4. Ski & Snowboard in Winter
Utah is famous for having the the greatest snow on Earth! With an annual snowfall of over 360 inches, powder seekers will not be disappointed. The nearby Brain Head Resort is a laid-back village with genuine western hospitality and a down to earth personality. It’s one of the best kept skiing and snowboarding secrets around with 400 acres of uncrowded slopes for skiing or snowboarding, so for those who love to ski, Cedar City is the place for you.
Brian Head Resort is the highest base elevation in Utah at 9600 feet. The resort has 71 runs and 8 chair lifts, tubing and a zip line, and the lowest lift ticket prices of any full service ski resort in Utah. But Brian Head isn’t just a ski resort, Mother Nature blessed this town with incredible mountain terrain for nearly every type of outdoor activity. Brian Head’s summer season will definitely be a hit with the whole family with a zip line, climbing wall, bungee trampoline, local brews, great food, music, and so much more.
5. Soak up Sun and Music at Summer Festivals
Cedar City, Utah has been referred to as “Festival City, USA” and is host to numerous theater, film, and art festivals throughout the year. They range from free music festivals, downtown parades to touring bike races. One of the more well known festivals is the Utah Shakespeare Festival (photo above), which runs from June through October. It is one of the oldest and largest Shakespeare festivals in North America and offers many opportunities for families to enjoy the show, including the free nightly Greenshow. Other festivals include the Utah Summer Games, and Utah Midsummer Renaissance Faire. Truly a place of rich culture and to creat memories for the whole family..
6. Learn About Ancient Cultures
North of Cedar City lies Parowan Gap, a petroglyph site with ancient manmade rock art that features 90 panels and 1,500 figures, some possibly dating back 5,000 years. A peek into the past, it is believed these historical stone carvings were made by many different generations and cultures over thousands of years.
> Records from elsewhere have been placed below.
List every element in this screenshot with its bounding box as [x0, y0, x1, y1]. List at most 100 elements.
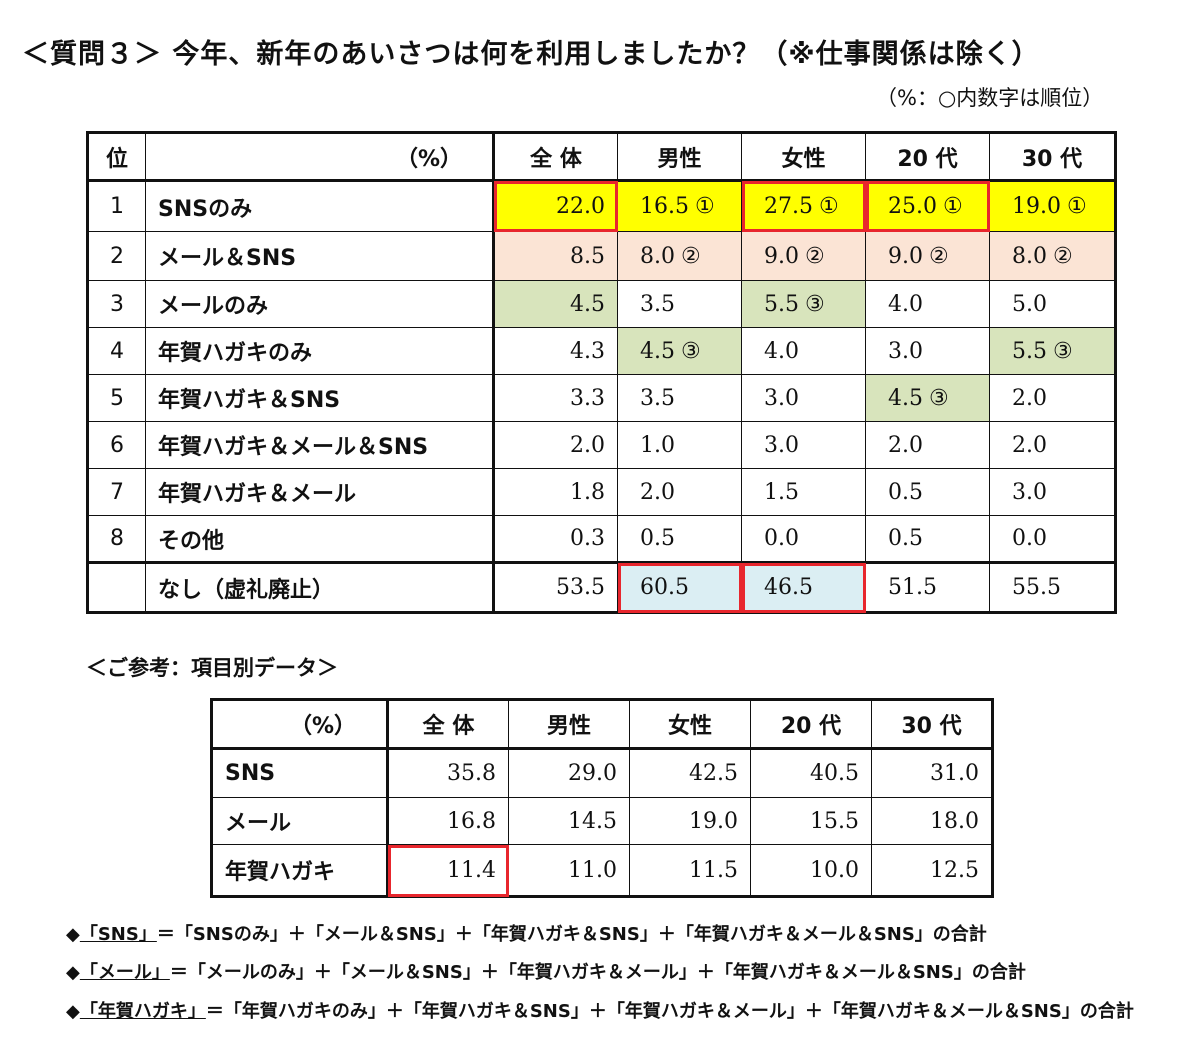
- value-cell: 40.5: [750, 748, 872, 798]
- value-cell: 1.5: [741, 468, 866, 516]
- row-label: メール＆SNS: [145, 231, 495, 281]
- value-cell: 8.0 ②: [989, 231, 1116, 281]
- row-label: 年賀ハガキのみ: [145, 327, 495, 375]
- value-cell: 46.5: [741, 562, 866, 613]
- table-row: 4 年賀ハガキのみ 4.3 4.5 ③ 4.0 3.0 5.5 ③: [87, 327, 1116, 375]
- value-cell: 3.3: [493, 374, 618, 422]
- value-cell: 4.5 ③: [617, 327, 742, 375]
- value-cell: 16.8: [387, 797, 509, 845]
- value-cell: 8.0 ②: [617, 231, 742, 281]
- value-cell: 1.0: [617, 421, 742, 469]
- value-cell: 4.5 ③: [865, 374, 990, 422]
- row-label: 年賀ハガキ: [211, 844, 389, 897]
- rank-badge: ①: [694, 194, 715, 219]
- rank-cell: 4: [87, 327, 146, 375]
- value-cell: 19.0: [629, 797, 751, 845]
- table-row: SNS 35.8 29.0 42.5 40.5 31.0: [211, 748, 993, 798]
- unit-note: （%：○内数字は順位）: [876, 86, 1104, 110]
- value-cell: 4.0: [741, 327, 866, 375]
- value-cell: 51.5: [865, 562, 990, 613]
- value-cell: 3.0: [989, 468, 1116, 516]
- value-cell: 16.5 ①: [617, 180, 742, 232]
- col-header: 全 体: [493, 132, 618, 182]
- unit-header: （%）: [211, 699, 389, 750]
- value-cell: 25.0 ①: [865, 180, 990, 232]
- col-header: 30 代: [989, 132, 1116, 182]
- rank-badge: ②: [681, 243, 701, 269]
- value-cell: 0.5: [865, 468, 990, 516]
- value-cell: 9.0 ②: [865, 231, 990, 281]
- row-label: その他: [145, 515, 495, 564]
- diamond-icon: ◆: [66, 962, 80, 983]
- col-header: 20 代: [865, 132, 990, 182]
- footnote-key: 「メール」: [79, 962, 170, 983]
- footnote-text: ＝「SNSのみ」＋「メール＆SNS」＋「年賀ハガキ＆SNS」＋「年賀ハガキ＆メー…: [156, 924, 987, 945]
- rank-cell: [87, 562, 146, 613]
- value-cell: 3.0: [741, 421, 866, 469]
- value-cell: 5.5 ③: [741, 280, 866, 328]
- rank-badge: ③: [805, 291, 825, 317]
- value-cell: 0.3: [493, 515, 618, 564]
- value-cell: 4.0: [865, 280, 990, 328]
- value-cell: 3.5: [617, 374, 742, 422]
- table-row: 3 メールのみ 4.5 3.5 5.5 ③ 4.0 5.0: [87, 280, 1116, 328]
- rank-cell: 5: [87, 374, 146, 422]
- value-cell: 11.5: [629, 844, 751, 897]
- footnote: ◆「SNS」＝「SNSのみ」＋「メール＆SNS」＋「年賀ハガキ＆SNS」＋「年賀…: [66, 920, 987, 946]
- footnote-text: ＝「メールのみ」＋「メール＆SNS」＋「年賀ハガキ＆メール」＋「年賀ハガキ＆メー…: [169, 962, 1026, 983]
- value-cell: 9.0 ②: [741, 231, 866, 281]
- value-cell: 42.5: [629, 748, 751, 798]
- value-cell: 4.5: [493, 280, 618, 328]
- value-cell: 2.0: [989, 421, 1116, 469]
- value-cell: 27.5 ①: [741, 180, 866, 232]
- col-header: 20 代: [750, 699, 872, 750]
- value-cell: 35.8: [387, 748, 509, 798]
- none-row: なし（虚礼廃止） 53.5 60.5 46.5 51.5 55.5: [87, 562, 1116, 613]
- rank-cell: 6: [87, 421, 146, 469]
- value-cell: 8.5: [493, 231, 618, 281]
- value-cell: 2.0: [865, 421, 990, 469]
- row-label: メールのみ: [145, 280, 495, 328]
- value-cell: 0.5: [617, 515, 742, 564]
- row-label: 年賀ハガキ＆メール＆SNS: [145, 421, 495, 469]
- footnote: ◆「メール」＝「メールのみ」＋「メール＆SNS」＋「年賀ハガキ＆メール」＋「年賀…: [66, 958, 1026, 984]
- value-cell: 2.0: [493, 421, 618, 469]
- row-label: 年賀ハガキ＆メール: [145, 468, 495, 516]
- rank-badge: ①: [818, 194, 839, 219]
- header-row: 位 （%） 全 体 男性 女性 20 代 30 代: [87, 132, 1116, 182]
- row-label: SNSのみ: [145, 180, 495, 232]
- value-cell: 53.5: [493, 562, 618, 613]
- footnote-key: 「年賀ハガキ」: [79, 1001, 206, 1022]
- rank-badge: ③: [1053, 338, 1073, 364]
- rank-badge: ②: [805, 243, 825, 269]
- col-header: 全 体: [387, 699, 509, 750]
- rank-badge: ①: [1066, 194, 1087, 219]
- table-row: 5 年賀ハガキ＆SNS 3.3 3.5 3.0 4.5 ③ 2.0: [87, 374, 1116, 422]
- value-cell: 60.5: [617, 562, 742, 613]
- rank-badge: ③: [681, 338, 701, 364]
- value-cell: 4.3: [493, 327, 618, 375]
- value-cell: 3.0: [865, 327, 990, 375]
- value-cell: 3.5: [617, 280, 742, 328]
- value-cell: 1.8: [493, 468, 618, 516]
- reference-table: （%） 全 体 男性 女性 20 代 30 代 SNS 35.8 29.0 42…: [210, 698, 994, 898]
- value-cell: 2.0: [617, 468, 742, 516]
- row-label: 年賀ハガキ＆SNS: [145, 374, 495, 422]
- rank-badge: ②: [1053, 243, 1073, 269]
- table-row: 2 メール＆SNS 8.5 8.0 ② 9.0 ② 9.0 ② 8.0 ②: [87, 231, 1116, 281]
- table-row: 年賀ハガキ 11.4 11.0 11.5 10.0 12.5: [211, 844, 993, 897]
- value-cell: 2.0: [989, 374, 1116, 422]
- row-label: SNS: [211, 748, 389, 798]
- value-cell: 31.0: [871, 748, 993, 798]
- value-cell: 5.0: [989, 280, 1116, 328]
- col-header: 男性: [508, 699, 630, 750]
- footnote: ◆「年賀ハガキ」＝「年賀ハガキのみ」＋「年賀ハガキ＆SNS」＋「年賀ハガキ＆メー…: [66, 997, 1134, 1023]
- rank-badge: ③: [929, 385, 949, 411]
- reference-title: ＜ご参考：項目別データ＞: [86, 656, 338, 680]
- value-cell: 5.5 ③: [989, 327, 1116, 375]
- table-row: メール 16.8 14.5 19.0 15.5 18.0: [211, 797, 993, 845]
- rank-cell: 1: [87, 180, 146, 232]
- rank-cell: 3: [87, 280, 146, 328]
- value-cell: 0.0: [989, 515, 1116, 564]
- value-cell: 22.0: [493, 180, 618, 232]
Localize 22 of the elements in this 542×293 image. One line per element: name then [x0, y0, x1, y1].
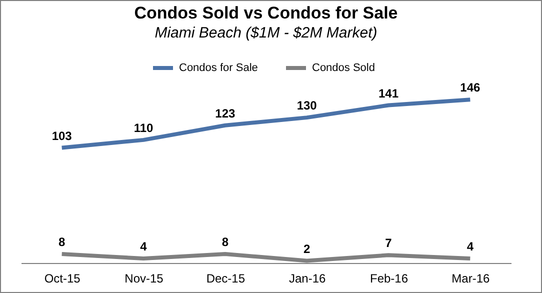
legend-label: Condos Sold	[312, 62, 375, 74]
data-label: 141	[378, 86, 399, 100]
data-label: 103	[52, 128, 72, 143]
chart-title: Condos Sold vs Condos for Sale	[134, 4, 398, 23]
data-label: 146	[460, 80, 480, 95]
data-label: 110	[134, 120, 154, 135]
chart-subtitle: Miami Beach ($1M - $2M Market)	[154, 24, 378, 42]
data-label: 4	[140, 240, 148, 254]
x-tick-label: Nov-15	[124, 272, 164, 286]
data-label: 130	[296, 98, 318, 113]
data-label: 2	[303, 242, 310, 256]
x-tick-label: Dec-15	[206, 272, 246, 286]
data-label: 8	[58, 235, 66, 250]
x-tick-label: Oct-15	[44, 272, 81, 286]
data-label: 123	[215, 106, 236, 120]
x-tick-label: Jan-16	[288, 272, 326, 286]
data-label: 7	[385, 236, 392, 250]
x-tick-label: Mar-16	[452, 272, 490, 286]
x-tick-label: Feb-16	[370, 272, 408, 286]
data-label: 8	[222, 235, 229, 250]
legend-label: Condos for Sale	[179, 62, 258, 74]
data-label: 4	[466, 240, 474, 254]
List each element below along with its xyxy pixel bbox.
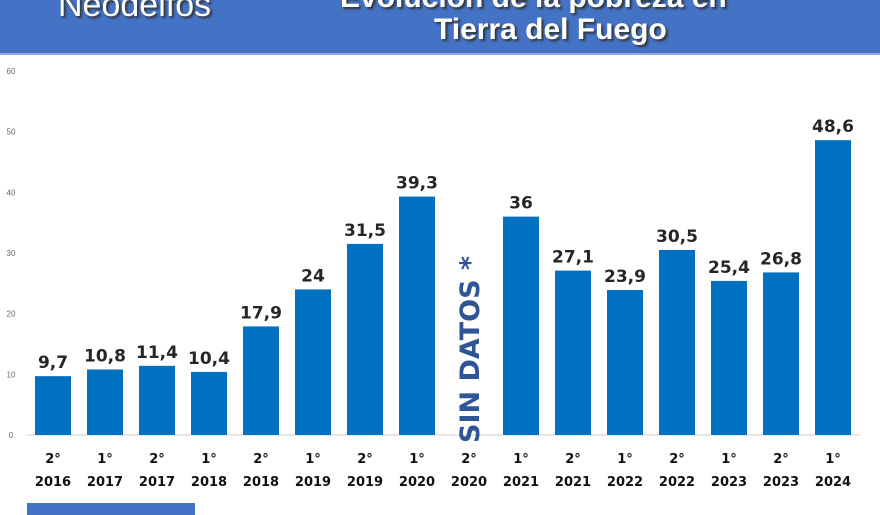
- x-tick-semester: 2°: [565, 452, 581, 467]
- y-tick-label: 60: [7, 67, 16, 76]
- x-tick-year: 2018: [243, 475, 279, 490]
- data-label: 10,4: [188, 349, 230, 369]
- y-tick-label: 30: [7, 249, 16, 258]
- bar: [763, 272, 799, 435]
- x-tick-semester: 1°: [721, 452, 737, 467]
- x-tick-semester: 2°: [669, 452, 685, 467]
- x-tick-semester: 1°: [201, 452, 217, 467]
- bar-chart: 0 10 20 30 40 50 60 9,7 2° 2016 10,8 1° 2017 11,4 2° 20…: [7, 67, 860, 490]
- header-banner: Neodelfos Evolución de la pobreza en Tie…: [0, 0, 880, 55]
- x-tick-semester: 1°: [305, 452, 321, 467]
- x-tick-semester: 1°: [825, 452, 841, 467]
- x-tick-semester: 2°: [461, 452, 477, 467]
- bar: [87, 369, 123, 435]
- x-tick-semester: 1°: [617, 452, 633, 467]
- x-tick-semester: 2°: [357, 452, 373, 467]
- x-tick-year: 2021: [555, 475, 591, 490]
- bar: [503, 216, 539, 435]
- data-label: 31,5: [344, 221, 386, 241]
- bar: [191, 371, 227, 435]
- x-tick-year: 2017: [87, 475, 123, 490]
- x-tick-year: 2016: [35, 475, 71, 490]
- x-tick-year: 2018: [191, 475, 227, 490]
- bar: [243, 326, 279, 435]
- x-tick-year: 2020: [451, 475, 487, 490]
- x-tick-semester: 1°: [97, 452, 113, 467]
- x-tick-year: 2020: [399, 475, 435, 490]
- data-label: 27,1: [552, 248, 594, 268]
- bar: [35, 376, 71, 435]
- data-label: 39,3: [396, 174, 438, 194]
- y-tick-label: 50: [7, 128, 16, 137]
- x-tick-year: 2019: [295, 475, 331, 490]
- data-label: 11,4: [136, 343, 178, 363]
- data-label: 25,4: [708, 258, 750, 278]
- brand-logo-text: Neodelfos: [58, 0, 212, 24]
- footer-blue-box: [27, 503, 195, 515]
- x-tick-year: 2017: [139, 475, 175, 490]
- x-tick-year: 2019: [347, 475, 383, 490]
- x-tick-year: 2021: [503, 475, 539, 490]
- data-label: 24: [301, 266, 325, 286]
- bar: [295, 289, 331, 435]
- data-label: 48,6: [812, 117, 854, 137]
- data-label: 17,9: [240, 303, 282, 323]
- bar: [139, 365, 175, 435]
- x-tick-semester: 1°: [409, 452, 425, 467]
- x-tick-semester: 2°: [149, 452, 165, 467]
- y-tick-label: 10: [7, 370, 16, 379]
- no-data-annotation: SIN DATOS *: [455, 256, 486, 443]
- x-tick-year: 2023: [711, 475, 747, 490]
- bar: [607, 290, 643, 435]
- x-tick-year: 2023: [763, 475, 799, 490]
- x-tick-year: 2024: [815, 475, 851, 490]
- x-tick-semester: 2°: [45, 452, 61, 467]
- x-tick-semester: 2°: [773, 452, 789, 467]
- data-label: 9,7: [38, 353, 68, 373]
- data-label: 26,8: [760, 249, 802, 269]
- data-label: 23,9: [604, 267, 646, 287]
- title-line-2: Tierra del Fuego: [434, 13, 667, 46]
- bar: [399, 196, 435, 435]
- y-tick-label: 40: [7, 188, 16, 197]
- x-tick-year: 2022: [659, 475, 695, 490]
- data-label: 30,5: [656, 227, 698, 247]
- data-label: 10,8: [84, 346, 126, 366]
- x-tick-year: 2022: [607, 475, 643, 490]
- title-line-1: Evolución de la pobreza en: [340, 0, 727, 15]
- y-tick-label: 0: [9, 431, 14, 440]
- bar: [347, 243, 383, 435]
- y-tick-label: 20: [7, 310, 16, 319]
- x-tick-semester: 1°: [513, 452, 529, 467]
- bar: [555, 270, 591, 435]
- x-tick-semester: 2°: [253, 452, 269, 467]
- bar: [815, 140, 851, 435]
- bar: [659, 249, 695, 435]
- bar: [711, 280, 747, 435]
- data-label: 36: [509, 194, 533, 214]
The gap is a three mile long pass between the Parowan and Cedar Valleys and the petroglyphs are believed to be one of the largest concentrated collections in the West. Families can explore the rock face carvings, which include images of human figures, bear claws, and geometric shapes.
Cedar City is a scenic destination that offers an abundance of outdoor activities, and a large variety of choices for families, from scenic exploration to historical and cultural aspects. Whether your family is looking for opportunities to enjoy the scenic beauty of America’s national parks, learn about American history and culture, or try new adventures will find all of this in Cedar City, Utah.
What’s your favorite reason to visit Cedar City?